Well, yeah, I suppose. But Milne didn’t actually take a position on health care. He simply tried to make hay out of the disastrous rollout of Vermont Health Connect and Shumlin’s failure to enact a single-payer system. Just as he tried to make hay out of Shumlin’s other failings.
During the 2014 campaign, Milne kept promising to release a platform for his candidacy — and then delaying any announcements.

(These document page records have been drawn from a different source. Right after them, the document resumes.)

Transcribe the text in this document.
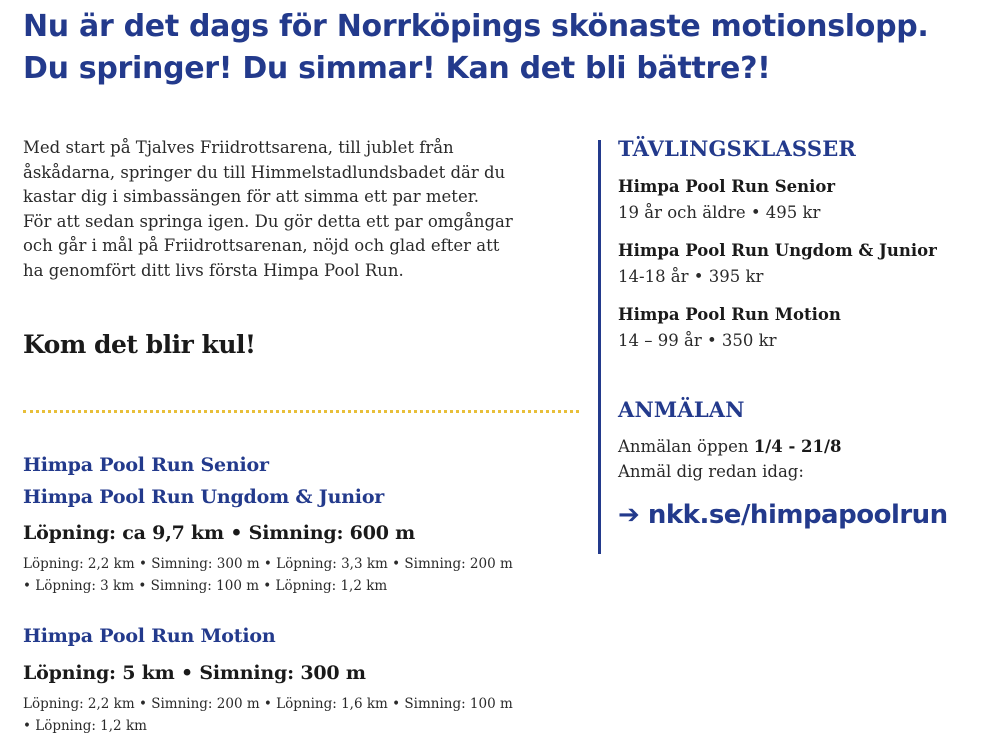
Nu är det dags för Norrköpings skönaste motionslopp.
Du springer! Du simmar! Kan det bli bättre?!
Med start på Tjalves Friidrottsarena, till jublet från
åskådarna, springer du till Himmelstadlundsbadet där du
kastar dig i simbassängen för att simma ett par meter.
För att sedan springa igen. Du gör detta ett par omgångar
och går i mål på Friidrottsarenan, nöjd och glad efter att
ha genomfört ditt livs första Himpa Pool Run.
Kom det blir kul!
Himpa Pool Run Senior
Himpa Pool Run Ungdom & Junior
Löpning: ca 9,7 km • Simning: 600 m
Löpning: 2,2 km • Simning: 300 m • Löpning: 3,3 km • Simning: 200 m
• Löpning: 3 km • Simning: 100 m • Löpning: 1,2 km
Himpa Pool Run Motion
Löpning: 5 km • Simning: 300 m
Löpning: 2,2 km • Simning: 200 m • Löpning: 1,6 km • Simning: 100 m
• Löpning: 1,2 km
TÄVLINGSKLASSER
Himpa Pool Run Senior
19 år och äldre • 495 kr
Himpa Pool Run Ungdom & Junior
14-18 år • 395 kr
Himpa Pool Run Motion
14 – 99 år • 350 kr
ANMÄLAN
Anmälan öppen 1/4 - 21/8
Anmäl dig redan idag:
➔ nkk.se/himpapoolrun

With the exception of the 462-candidate pile-up that was the Chittenden County Democratic Senate primary, it was an election night bereft of drama. The big races turned out to be uncompetitive, and all were called early in the evening. Which is not to say it wasn’t interesting, at least not to political dead-enders like me. So, thoughts in no particular order:
The Laracey Effect is strong. My own invention, the Laracey Effect is named for Mel Laracey, a deputy city treasurer in Ann Arbor, Michigan many moons ago. He decided to run for State House in an extremely competitive primary. It did not go well; he finished in the back of the pack. Because everyone in and around City Hall knew him, he thought that meant everyone knew him. But in truth, the vast majority of voters had no connection to City Hall.
Tim Ashe is well known in Burlington and Montpelier. He and pretty much everyone else thought that made him well known across the state. Not true. And when the pandemic prevented him from campaigning until the end of June, his fate was sealed.

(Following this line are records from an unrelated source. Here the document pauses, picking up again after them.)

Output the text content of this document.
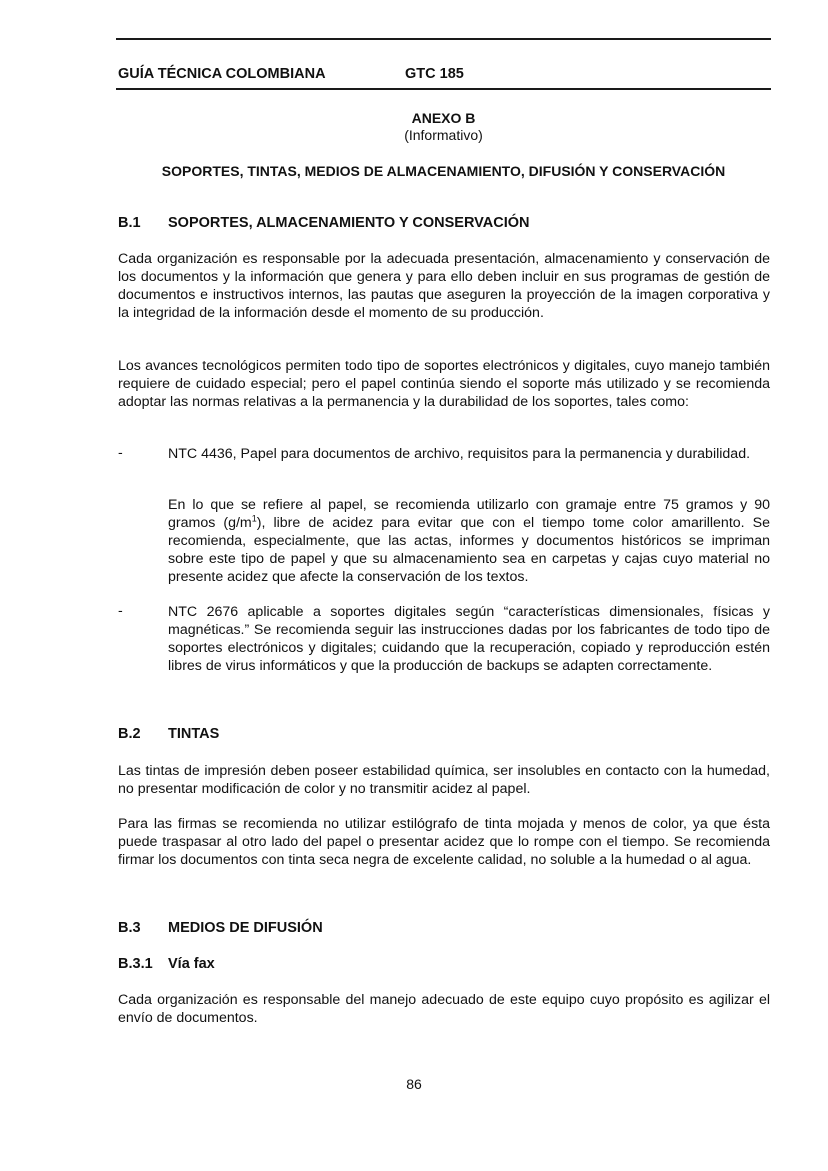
GUÍA TÉCNICA COLOMBIANA	GTC 185
ANEXO B
(Informativo)
SOPORTES, TINTAS, MEDIOS DE ALMACENAMIENTO, DIFUSIÓN Y CONSERVACIÓN
B.1 SOPORTES, ALMACENAMIENTO Y CONSERVACIÓN

Cada organización es responsable por la adecuada presentación, almacenamiento y conservación de los documentos y la información que genera y para ello deben incluir en sus programas de gestión de documentos e instructivos internos, las pautas que aseguren la proyección de la imagen corporativa y la integridad de la información desde el momento de su producción.

Los avances tecnológicos permiten todo tipo de soportes electrónicos y digitales, cuyo manejo también requiere de cuidado especial; pero el papel continúa siendo el soporte más utilizado y se recomienda adoptar las normas relativas a la permanencia y la durabilidad de los soportes, tales como:

-	NTC 4436, Papel para documentos de archivo, requisitos para la permanencia y durabilidad.

En lo que se refiere al papel, se recomienda utilizarlo con gramaje entre 75 gramos y 90 gramos $(g/m^1)$, libre de acidez para evitar que con el tiempo tome color amarillento. Se recomienda, especialmente, que las actas, informes y documentos históricos se impriman sobre este tipo de papel y que su almacenamiento sea en carpetas y cajas cuyo material no presente acidez que afecte la conservación de los textos.

-	NTC 2676 aplicable a soportes digitales según “características dimensionales, físicas y magnéticas.” Se recomienda seguir las instrucciones dadas por los fabricantes de todo tipo de soportes electrónicos y digitales; cuidando que la recuperación, copiado y reproducción estén libres de virus informáticos y que la producción de backups se adapten correctamente.

B.2 TINTAS

Las tintas de impresión deben poseer estabilidad química, ser insolubles en contacto con la humedad, no presentar modificación de color y no transmitir acidez al papel.

Para las firmas se recomienda no utilizar estilógrafo de tinta mojada y menos de color, ya que ésta puede traspasar al otro lado del papel o presentar acidez que lo rompe con el tiempo. Se recomienda firmar los documentos con tinta seca negra de excelente calidad, no soluble a la humedad o al agua.

B.3 MEDIOS DE DIFUSIÓN
B.3.1 Vía fax

Cada organización es responsable del manejo adecuado de este equipo cuyo propósito es agilizar el envío de documentos.

86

I thought Molly Gray was going to win, but I was far from certain about it. Turned out she won easily. More easily in a competitive four-way race, in fact, than David Zuckerman did in (effectively) a two-way race. Zuckerman beat Rebecca Holcombe by 10,552 votes. Gray beat Ashe by 11,679, and came within 510 votes of Zuckerman’s total.
Ingram, by the way, was an even bigger victim of the Laracey Effect, believing she had a substantial statewide profile. She finished a distant fourth, and was never a factor in the race. So was former legislative counsel Peter Griffin, who ran for the House seat being vacated by Kitty Toll and finished a poor second.

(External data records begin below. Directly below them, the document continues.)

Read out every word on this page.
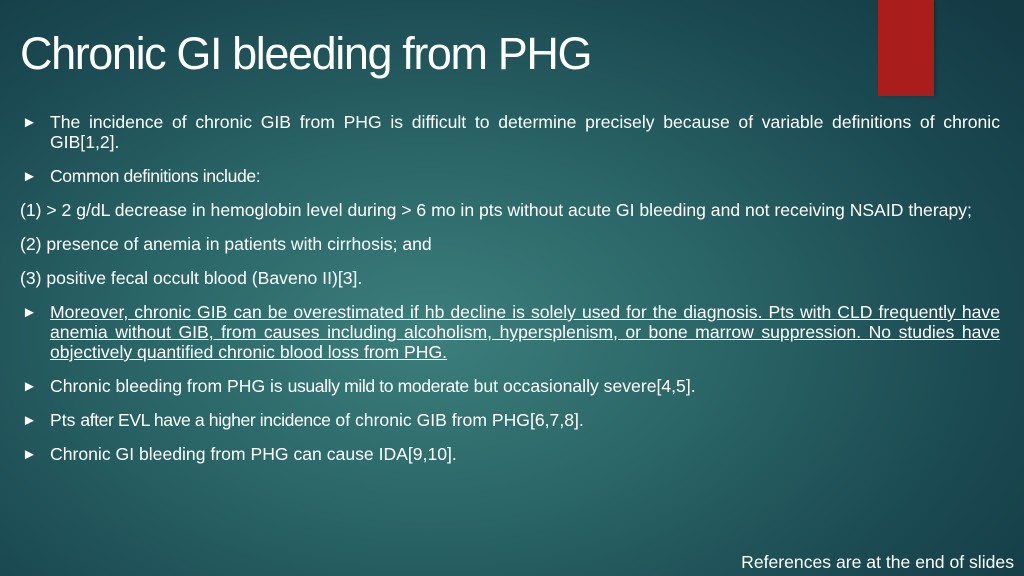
Chronic GI bleeding from PHG
► The incidence of chronic GIB from PHG is difficult to determine precisely because of variable definitions of chronic GIB[1,2].
► Common definitions include:
(1) > 2 g/dL decrease in hemoglobin level during > 6 mo in pts without acute GI bleeding and not receiving NSAID therapy;
(2) presence of anemia in patients with cirrhosis; and
(3) positive fecal occult blood (Baveno II)[3].
► Moreover, chronic GIB can be overestimated if hb decline is solely used for the diagnosis. Pts with CLD frequently have anemia without GIB, from causes including alcoholism, hypersplenism, or bone marrow suppression. No studies have objectively quantified chronic blood loss from PHG.
► Chronic bleeding from PHG is usually mild to moderate but occasionally severe[4,5].
► Pts after EVL have a higher incidence of chronic GIB from PHG[6,7,8].
► Chronic GI bleeding from PHG can cause IDA[9,10].
References are at the end of slides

Expanded mail-in voting was a resounding success. Record turnout when neither of our Senate seats were on the ballot, and with little apparent drama in either race for governor. With universal mail voting available in November, we’re on course to set another turnout record. It’s also a strong argument for mail voting everywhere — that is, if you like maximizing participation in our democracy. At least two of our three political parties do.
There was a lot of unhappiness with the Democratic gubernatorial choices. There were 6,569 write-in votes, more than six percent of the total. (Most of them presumably cast for Gov. Phil Scott.) There were 7,739 blank ballots for governor. Think of that: Seven percent of those who bothered to cast votes couldn’t be bothered to choose a gubernatorial candidate. That’s stunning. And seems to reveal a broad dissatisfaction with the choices on offer. One more sign that Zuckerman has some serious work to do.